Overall there's plenty of sprawl, but the Illinois side of the Mississippi is not as built up as the Missouri side, and downtown St. Louis is sitting on the state line. For that reason you can find yourself in farmland and still easily be within 20 miles of downtown St. Louis.
A lot of the suburbs on the Illinois side also look more like small towns than stereotypical suburbia, although that sort of suburbia certainly does exist.
Albuquerque's suburban sprawl is limited to the west/northwest because the city is surrounded by national forest and Indian reservations in all other directions. You can travel 20 miles in almost every direction from the city and be in nature.

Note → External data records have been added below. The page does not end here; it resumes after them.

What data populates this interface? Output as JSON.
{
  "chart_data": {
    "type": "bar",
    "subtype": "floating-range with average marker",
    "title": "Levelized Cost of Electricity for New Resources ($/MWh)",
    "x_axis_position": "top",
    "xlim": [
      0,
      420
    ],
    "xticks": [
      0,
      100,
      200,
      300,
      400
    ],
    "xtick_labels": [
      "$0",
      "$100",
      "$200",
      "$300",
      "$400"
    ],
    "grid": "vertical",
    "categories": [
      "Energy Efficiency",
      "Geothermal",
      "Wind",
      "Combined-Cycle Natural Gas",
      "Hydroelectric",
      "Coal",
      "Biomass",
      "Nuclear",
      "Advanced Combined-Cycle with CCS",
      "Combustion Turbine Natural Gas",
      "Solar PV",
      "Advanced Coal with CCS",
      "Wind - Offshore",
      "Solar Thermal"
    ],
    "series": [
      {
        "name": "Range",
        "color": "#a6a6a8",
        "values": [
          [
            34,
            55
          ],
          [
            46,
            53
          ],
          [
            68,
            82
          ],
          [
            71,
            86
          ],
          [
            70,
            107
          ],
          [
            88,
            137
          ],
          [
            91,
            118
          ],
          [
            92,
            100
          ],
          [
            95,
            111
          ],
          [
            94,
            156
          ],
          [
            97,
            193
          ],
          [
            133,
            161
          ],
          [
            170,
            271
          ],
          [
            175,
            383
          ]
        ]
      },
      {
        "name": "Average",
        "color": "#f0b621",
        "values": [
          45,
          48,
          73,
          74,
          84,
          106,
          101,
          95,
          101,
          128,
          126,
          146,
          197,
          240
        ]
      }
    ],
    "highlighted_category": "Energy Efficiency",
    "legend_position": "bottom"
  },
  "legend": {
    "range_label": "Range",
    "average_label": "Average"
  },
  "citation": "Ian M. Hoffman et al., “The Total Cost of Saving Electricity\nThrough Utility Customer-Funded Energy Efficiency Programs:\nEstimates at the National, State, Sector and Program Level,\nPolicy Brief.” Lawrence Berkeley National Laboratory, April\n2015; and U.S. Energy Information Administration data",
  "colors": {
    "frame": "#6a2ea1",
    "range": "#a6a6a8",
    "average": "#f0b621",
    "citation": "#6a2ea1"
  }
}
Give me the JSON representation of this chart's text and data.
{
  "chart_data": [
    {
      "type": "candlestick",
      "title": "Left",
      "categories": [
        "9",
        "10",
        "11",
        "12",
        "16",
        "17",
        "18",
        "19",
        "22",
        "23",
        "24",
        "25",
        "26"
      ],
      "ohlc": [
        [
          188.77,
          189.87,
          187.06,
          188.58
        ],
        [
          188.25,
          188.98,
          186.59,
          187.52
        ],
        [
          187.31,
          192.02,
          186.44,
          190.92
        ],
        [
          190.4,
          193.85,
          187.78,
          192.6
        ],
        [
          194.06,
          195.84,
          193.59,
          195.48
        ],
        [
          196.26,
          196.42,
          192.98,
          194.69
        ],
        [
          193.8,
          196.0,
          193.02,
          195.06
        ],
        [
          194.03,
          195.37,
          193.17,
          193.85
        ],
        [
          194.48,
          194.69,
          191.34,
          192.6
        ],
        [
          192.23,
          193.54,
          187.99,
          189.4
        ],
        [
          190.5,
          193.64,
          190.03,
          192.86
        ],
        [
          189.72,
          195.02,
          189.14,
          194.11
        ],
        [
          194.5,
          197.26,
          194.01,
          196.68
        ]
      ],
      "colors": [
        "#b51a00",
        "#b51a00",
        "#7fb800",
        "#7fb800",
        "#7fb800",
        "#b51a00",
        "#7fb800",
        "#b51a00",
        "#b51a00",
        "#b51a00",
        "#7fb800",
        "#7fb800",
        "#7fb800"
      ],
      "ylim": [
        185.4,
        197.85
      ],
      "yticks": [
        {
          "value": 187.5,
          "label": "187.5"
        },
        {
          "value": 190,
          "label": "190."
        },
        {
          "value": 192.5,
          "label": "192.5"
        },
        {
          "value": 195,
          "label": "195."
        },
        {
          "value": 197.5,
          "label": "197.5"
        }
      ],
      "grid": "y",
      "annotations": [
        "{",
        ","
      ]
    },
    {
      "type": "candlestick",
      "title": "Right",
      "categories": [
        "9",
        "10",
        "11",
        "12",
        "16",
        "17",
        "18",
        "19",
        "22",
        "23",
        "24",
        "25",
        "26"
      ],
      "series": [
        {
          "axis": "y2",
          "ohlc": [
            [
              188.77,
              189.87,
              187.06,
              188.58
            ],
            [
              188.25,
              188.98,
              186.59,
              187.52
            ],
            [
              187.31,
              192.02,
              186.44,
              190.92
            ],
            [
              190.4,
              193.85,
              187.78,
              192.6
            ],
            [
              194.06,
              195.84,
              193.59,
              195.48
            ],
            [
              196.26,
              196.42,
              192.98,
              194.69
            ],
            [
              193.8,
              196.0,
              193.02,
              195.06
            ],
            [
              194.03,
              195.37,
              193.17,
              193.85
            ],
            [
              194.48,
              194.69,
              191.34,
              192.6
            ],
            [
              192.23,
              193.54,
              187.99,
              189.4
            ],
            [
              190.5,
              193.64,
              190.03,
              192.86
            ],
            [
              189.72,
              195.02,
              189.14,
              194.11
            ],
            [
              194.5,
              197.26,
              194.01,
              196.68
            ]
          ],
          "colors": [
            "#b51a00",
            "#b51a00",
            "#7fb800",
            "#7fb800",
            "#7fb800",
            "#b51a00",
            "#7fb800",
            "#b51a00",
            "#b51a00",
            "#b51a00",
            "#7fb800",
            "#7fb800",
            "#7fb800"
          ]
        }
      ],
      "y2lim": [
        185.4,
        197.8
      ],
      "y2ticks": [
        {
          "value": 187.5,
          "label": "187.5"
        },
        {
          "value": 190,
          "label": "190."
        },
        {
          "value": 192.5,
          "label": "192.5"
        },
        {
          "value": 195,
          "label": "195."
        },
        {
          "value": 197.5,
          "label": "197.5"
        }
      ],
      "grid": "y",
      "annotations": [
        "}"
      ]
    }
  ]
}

The best examples are outside the US. Freiburg, Germany (pop. 230,000) and Bergen, Norway (pop. 265,000) are two cities where I walked out of the central area (bustling sidewalk cafes, packed public transportation, very urban feel) into forested wilderness within about a half hour. I'm sure there are plenty of other European cities that are like this.
Santa Barbara comes to mind. City population is 90,000 but metro population is around 200,000.
25 minutes east of Portland the Columbia river gorge protected area
25 minutes south the wine country
25 minutes west Washington county farm land
25 minutes north Clark county farm land
within the city theres Forest Park
I was gonna say, how has Portland not been mentioned yet? Oregon's land use laws really help mitigate sprawl.
Plenty of areas in the Northeast and Midwest are like this, with some allowing you to go from the heart of the city to a rural area within even 10-20 minutes. Syracuse and Lansing to mind in this regard.
If you drive west from downtown Miami and head straight along the Tamiami Trail for 25 miles straight you will hit the beginnings of the Everglades with virtually no development. Not sure if that counts.
Manchester, NH population 110k, There is some suburbia (by NH standards)(2+ acre lots) but doesn't take long to get rural.